Bersama Rindu Bersama

Segelintir dari kita rindu untuk ditemani, menunggu sapaan “Kamu seharusnya tidak sendiri, kamu tidak seharusnya sendiri.”

Segelintir dari kita merindukan sebagian yang lain dari kita, mengutarakan, “Mari kita bersama…”

Sebagian dari Mereka yang bijak memberi nasihat “Kalian [berdua] seharusnya ditempa menjadi satu.”

–dari aku yang mengatasnamakan kita, dari kita yang belum menjadi kami, dari kami yang rindu bersama, dari kami yang Kalian rindukan bersama Mereka.

–dari saya yang sekarang menangis.

Aku yang sederhana cuma menunggu “yuk, kutemenin.”

Jumat-Kamis Baper

Masjid Miftahul Huda Sudimoro dan Balai Kelurahan Mojolangu nampak bersekongkol di Jumat yang penuh berkat ini. Masjid biasanya puter murrotal sebelum jam shalat, tapi lha ya kok di kesempatan kali ini kok macam nyindir banget. Begitu speaker nyala, isinya:

(ومن آياته أن خلق لكم من أنفسكم أزواجا لتسكنوا إليها وجعل بينكم مودة ورحمة إن في ذلك لآيات لقوم يتفكرون)

Asem, diulang paling engga tiga kali pula. Padahal khutbahnya isi Uswah Hasanah Nabi yang ga punya dengki.

Di Balai Kelurahan juga ada nikahan warga RW6 (atau RW7?). Lamaran dan akad ditunaikan di waktu Dhuha, sajian makanan dilenyapkan lepas shalat Jumat. Sungguh format kegiatan yang cantik, mangkus, dan sangkil.

Sehari sebelumnya, Kamis pagi, saya mampir ke Keluarga Anik (padahal ga ad yg namanya Anik di keluarga ini), curhat colongan mengenai seorang cewe yang begitu rendah hati, juga mendengar nasehat apa itu jujur dan asa buat SO kita.

Sorenya saya sowan ke Arwana Studio.
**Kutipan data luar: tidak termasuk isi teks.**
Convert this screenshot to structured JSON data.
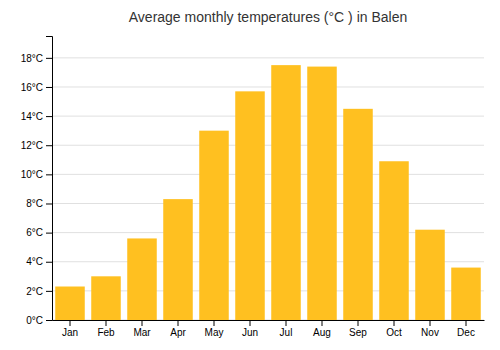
{
  "chart_data": {
    "type": "bar",
    "title": "Average monthly temperatures (°C ) in Balen",
    "categories": [
      "Jan",
      "Feb",
      "Mar",
      "Apr",
      "May",
      "Jun",
      "Jul",
      "Aug",
      "Sep",
      "Oct",
      "Nov",
      "Dec"
    ],
    "values": [
      2.3,
      3.0,
      5.6,
      8.3,
      13.0,
      15.7,
      17.5,
      17.4,
      14.5,
      10.9,
      6.2,
      3.6
    ],
    "color": "#FFC020",
    "ylim": [
      0,
      19.5
    ],
    "yticks": [
      {
        "value": 0,
        "label": "0°C"
      },
      {
        "value": 2,
        "label": "2°C"
      },
      {
        "value": 4,
        "label": "4°C"
      },
      {
        "value": 6,
        "label": "6°C"
      },
      {
        "value": 8,
        "label": "8°C"
      },
      {
        "value": 10,
        "label": "10°C"
      },
      {
        "value": 12,
        "label": "12°C"
      },
      {
        "value": 14,
        "label": "14°C"
      },
      {
        "value": 16,
        "label": "16°C"
      },
      {
        "value": 18,
        "label": "18°C"
      }
    ],
    "grid": true
  }
}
Salam yang diutarakan lepas nyelonong pagar dijawab oleh sosok wanita yang sebelumnya tidak aku kenal di rumah itu, tapi aku tahu betul kami menunggu orang yang sama pulang dari bengkel, yang aku panggil “Kak”, yang dia panggil “Mas”.

Pulang adalah bertemu dengan keluarga, dengan apa-apa yang dibawa dan tidak dibawa, kali ini yang tersirat adalah Dek SO. Mungkin saya agak melebih-lebihkan, tapi sungguh yang seperti punggung tangan kiri takdir menampar saya.

Saya pernah curhat colongan sama cewe waktu backup data dari laptopnya ke flashdrive (yang alhamdulillah jadi lama banget gegara flashdrive dengan kontroller innostor memilih bekerja perlahan-lahan). Kekhawatiran saya untuk tidak pulang adalah karena potensi ketidakmampuan saya bertanggung jawab atas potensi saya untuk menikah, atau paling tidak menunjukkan niat yang benar terlepas titik dan garis kendala waktu, tempat, dan lainnya. Si cewe dengan laptop tadi agaknya gagal paham dan kurang menunjukkan empati; walau simpatinya cantik banget, begitu juga orangnya.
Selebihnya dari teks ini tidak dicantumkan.